Coast Guard lays out ‘orange’ markers across Taal Lake

buoy markers Taal Lake

A total of 100 buoy markers are being placed by the PCG Task Force Taal to mark the 7-kilometer radius declared as ‘danger zone’ along the vicinity waters off Taal Lake. PHOTO from PHILIPPINE COAST GUARD FACEBOOK

TALISAY, Batangas –– The Philippine Coast Guard laid out about a hundred floating buoys across Taal Lake on Wednesday to mark the seven-kilometer-circumference identified as a danger zone around the restive Taal Volcano.

Taal Volcano remained under Alert Level 3 even as it visibly showed fewer smoke plumes and ground activities, weeks following its phreatic eruption on Jan. 12.

Coast Guard commander for Southern Luzon Artemio Abu, in a phone interview from Batangas’ capital city, said several floating fish cages, especially in parts of Agoncillo and Laurel towns, fell inside the restricted area that authorities measured from the Taal volcano’s main crater and down the surrounding lake.

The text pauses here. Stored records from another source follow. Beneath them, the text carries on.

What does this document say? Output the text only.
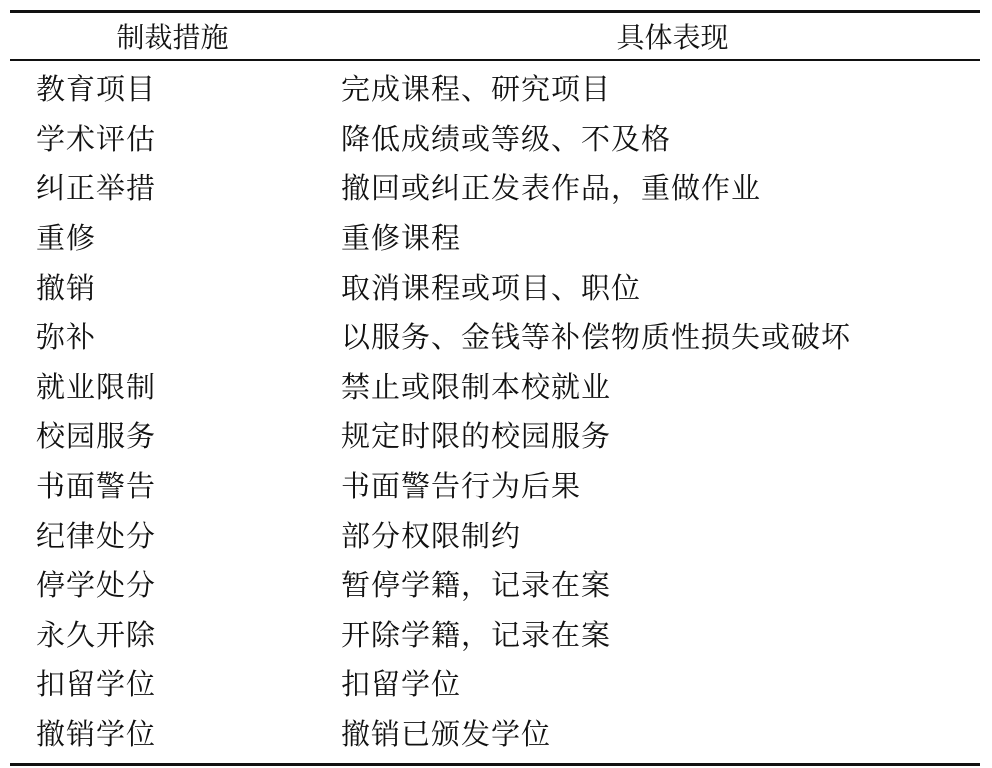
制裁措施	具体表现
教育项目	完成课程、研究项目
学术评估	降低成绩或等级、不及格
纠正举措	撤回或纠正发表作品，重做作业
重修	重修课程
撤销	取消课程或项目、职位
弥补	以服务、金钱等补偿物质性损失或破坏
就业限制	禁止或限制本校就业
校园服务	规定时限的校园服务
书面警告	书面警告行为后果
纪律处分	部分权限制约
停学处分	暂停学籍，记录在案
永久开除	开除学籍，记录在案
扣留学位	扣留学位
撤销学位	撤销已颁发学位
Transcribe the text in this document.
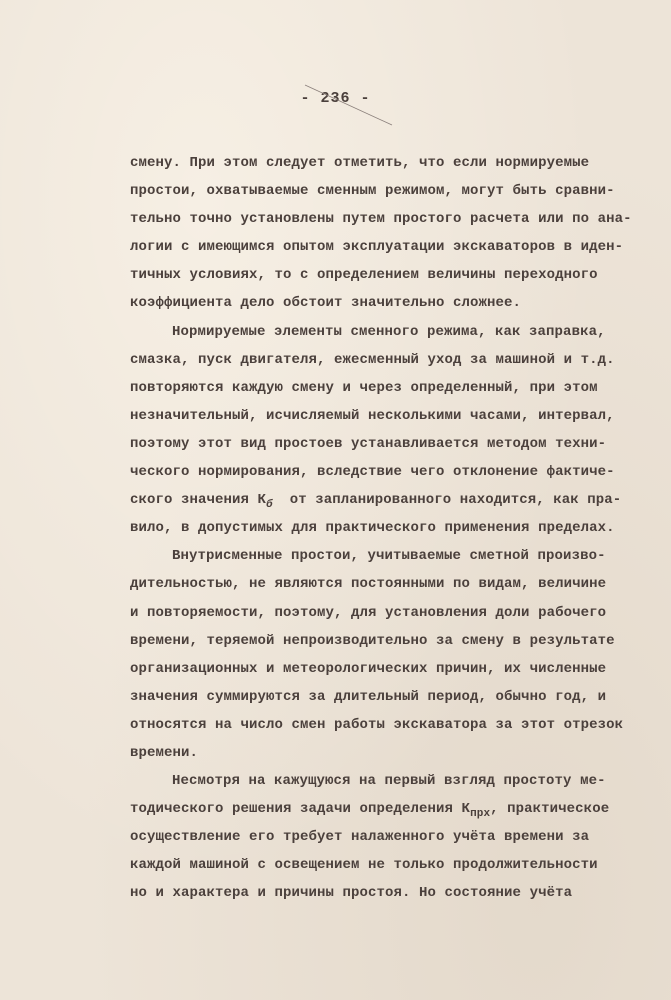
- 236 -
смену. При этом следует отметить, что если нормируемые
простои, охватываемые сменным режимом, могут быть сравни-
тельно точно установлены путем простого расчета или по ана-
логии с имеющимся опытом эксплуатации экскаваторов в иден-
тичных условиях, то с определением величины переходного
коэффициента дело обстоит значительно сложнее.
Нормируемые элементы сменного режима, как заправка,
смазка, пуск двигателя, ежесменный уход за машиной и т.д.
повторяются каждую смену и через определенный, при этом
незначительный, исчисляемый несколькими часами, интервал,
поэтому этот вид простоев устанавливается методом техни-
ческого нормирования, вследствие чего отклонение фактиче-
ского значения $К_б$  от запланированного находится, как пра-
вило, в допустимых для практического применения пределах.
Внутрисменные простои, учитываемые сметной произво-
дительностью, не являются постоянными по видам, величине
и повторяемости, поэтому, для установления доли рабочего
времени, теряемой непроизводительно за смену в результате
организационных и метеорологических причин, их численные
значения суммируются за длительный период, обычно год, и
относятся на число смен работы экскаватора за этот отрезок
времени.
Несмотря на кажущуюся на первый взгляд простоту ме-
тодического решения задачи определения $К_{прх}$, практическое
осуществление его требует налаженного учёта времени за
каждой машиной с освещением не только продолжительности
но и характера и причины простоя. Но состояние учёта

Abu said they would advise fish cage owners to pull the cages, commonly used to grow tilapia, out of the danger zone or farther from the volcano.

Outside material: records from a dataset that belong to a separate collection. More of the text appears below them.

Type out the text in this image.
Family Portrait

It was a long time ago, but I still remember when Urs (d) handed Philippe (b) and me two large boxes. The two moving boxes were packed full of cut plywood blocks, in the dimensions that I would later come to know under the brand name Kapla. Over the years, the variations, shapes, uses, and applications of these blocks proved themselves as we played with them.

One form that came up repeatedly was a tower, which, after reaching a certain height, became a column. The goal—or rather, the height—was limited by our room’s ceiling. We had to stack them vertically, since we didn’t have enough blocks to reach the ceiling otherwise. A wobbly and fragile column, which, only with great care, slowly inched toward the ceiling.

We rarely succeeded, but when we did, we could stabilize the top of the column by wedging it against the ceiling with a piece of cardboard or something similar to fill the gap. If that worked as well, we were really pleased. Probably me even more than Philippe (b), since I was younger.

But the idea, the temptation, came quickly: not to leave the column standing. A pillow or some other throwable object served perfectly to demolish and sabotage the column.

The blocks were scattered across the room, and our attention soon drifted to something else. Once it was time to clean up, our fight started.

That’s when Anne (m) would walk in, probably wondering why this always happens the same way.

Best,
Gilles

“But of course, it’s (people’s source of) livelihood and we understand the cages still contained fish stocks. There has to be some humanitarian consideration,” he said.

Residents in the affected towns on the mainland were allowed to return to their homes after the alert level was downgraded on Sunday, while fishing, a common livelihood source around the lake, resumed as long as people kept off the hazard area now marked with the bright orange buoys.

The volcano island remained off-limits.

Abu said Coast Guard patrol boats would continue to guard against residents, who kept on entering the volcano island, either to rescue surviving farm animals or check their fish cages.